Almanya, Avusturya ve Yunanistan Suriyelilerin iltica başvurularını durdururken Türkiye'yi ne kadar sevdiğini (!) bildiğimiz AB Komisyonu Başkanı Ursula von der Leyen, önce Erdoğan'la bir telefon görüşmesi yaptı. Yetmedi, önümüzdeki günlerde Ankara'ya gelmeyi planlıyor.
Muhabbetin sebebi belli; AB ülkelerindeki Suriyelileri Türkiye'ye gönderme peşindeler. Havuç, tabii ki, günü geldiğinde Suriye'nin imar-inşaasında ülkemize rol, beraberinde mali destek vermek olacak.
Leyen'den önce Erdoğan'ın yakın dostu Macaristan Başbakanı Viktor Orban geldi bile. İki liderin, Ukrayna'nın yanı sıra Orta Doğu'daki çatışmalar, barış beklentileri ve Macaristan-Türkiye ilişkilerini ele aldıkları açıklandı.
Orban'ın Erdoğan'ı niye çok sevdiğini de 2023 seçimlerinden hatırlıyoruz. Erdoğan'ın kazanması için çok dua ettiğini belirtirken, sebebini şu veciz sözlerle ifade etmişti:
“Sayın Erdoğan’ın tekrar başkanlığa seçilmesiyle sırtımızdan büyük bir yük kalktı... Eğer Sayın Erdoğan bu seçimi kaybetseydi bu bizim için, açık söylüyorum, bir trajedi olurdu... Eğer birleşik muhalefet lideri, yani Soros’un adamı Türkiye’deki seçimleri kazansaydı, seçimlerin ardından hemen Türkiye’den birkaç milyon mülteci Avrupa’ya doğru yola çıkardı.”
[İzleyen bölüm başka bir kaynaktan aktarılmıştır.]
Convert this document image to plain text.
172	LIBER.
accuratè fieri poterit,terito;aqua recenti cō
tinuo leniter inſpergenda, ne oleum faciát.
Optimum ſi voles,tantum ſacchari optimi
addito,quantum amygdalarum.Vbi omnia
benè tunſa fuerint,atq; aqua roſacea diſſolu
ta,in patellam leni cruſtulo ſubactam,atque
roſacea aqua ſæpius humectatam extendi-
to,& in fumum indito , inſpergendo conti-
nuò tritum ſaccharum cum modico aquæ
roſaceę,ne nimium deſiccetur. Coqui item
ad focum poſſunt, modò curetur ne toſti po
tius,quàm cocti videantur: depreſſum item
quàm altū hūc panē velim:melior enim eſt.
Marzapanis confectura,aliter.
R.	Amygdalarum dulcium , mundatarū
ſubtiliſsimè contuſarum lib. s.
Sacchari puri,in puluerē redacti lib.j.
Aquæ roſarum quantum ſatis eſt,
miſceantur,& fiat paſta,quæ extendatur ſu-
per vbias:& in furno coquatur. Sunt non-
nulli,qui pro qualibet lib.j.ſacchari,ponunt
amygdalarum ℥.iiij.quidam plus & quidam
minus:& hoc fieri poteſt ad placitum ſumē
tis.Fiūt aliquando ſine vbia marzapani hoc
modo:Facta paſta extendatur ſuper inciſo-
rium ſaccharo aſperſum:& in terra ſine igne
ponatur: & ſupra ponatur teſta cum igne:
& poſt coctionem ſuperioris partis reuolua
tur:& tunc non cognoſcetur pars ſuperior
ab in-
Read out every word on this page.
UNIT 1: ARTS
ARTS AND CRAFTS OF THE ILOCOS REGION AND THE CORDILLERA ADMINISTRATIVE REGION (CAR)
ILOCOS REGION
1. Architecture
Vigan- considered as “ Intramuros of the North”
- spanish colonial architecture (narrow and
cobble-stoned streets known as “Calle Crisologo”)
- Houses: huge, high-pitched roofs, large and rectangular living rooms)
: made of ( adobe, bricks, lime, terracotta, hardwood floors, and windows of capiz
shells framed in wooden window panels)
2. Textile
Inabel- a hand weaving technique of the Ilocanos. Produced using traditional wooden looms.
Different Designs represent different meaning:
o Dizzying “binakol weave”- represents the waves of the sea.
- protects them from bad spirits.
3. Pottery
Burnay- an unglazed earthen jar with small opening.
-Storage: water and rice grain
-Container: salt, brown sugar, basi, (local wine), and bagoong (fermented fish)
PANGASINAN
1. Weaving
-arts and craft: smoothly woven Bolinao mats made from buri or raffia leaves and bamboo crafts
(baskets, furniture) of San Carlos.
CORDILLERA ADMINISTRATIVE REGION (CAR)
BLINKEN DA AYAĞIMIZA GELİYOR
Yine AKP'nin “stratejik müttefikimiz” diye dilinden düşürmediği ABD cephesine bakalım.
Ankara, Esad'dan sonraki hedefini belirledi. Bizzat Erdoğan, sıranın “DEAŞ ve PKK/PYD gibi terör örgütlerinin en kısa sürede başının ezilmesine” geldiğini açıklarken, ABD'nin adını vermeden, “akıl ve vicdan sahibi hiçbir gücün, terör örgütleriyle iş tutmaya devam edeceğini düşünmediğini” vurguladı.
ABD ise eski hamam, eski tas!..
Savunma Bakanımız Yaşar Güler'le görüşüp, “ABD kuvvetleri ile ortaklarına ve IŞİD’i yenme misyonuna yönelik herhangi bir riski önlemek için yakın işbirliğinin önemini bir kez daha teyid eden” Savunma Bakanı........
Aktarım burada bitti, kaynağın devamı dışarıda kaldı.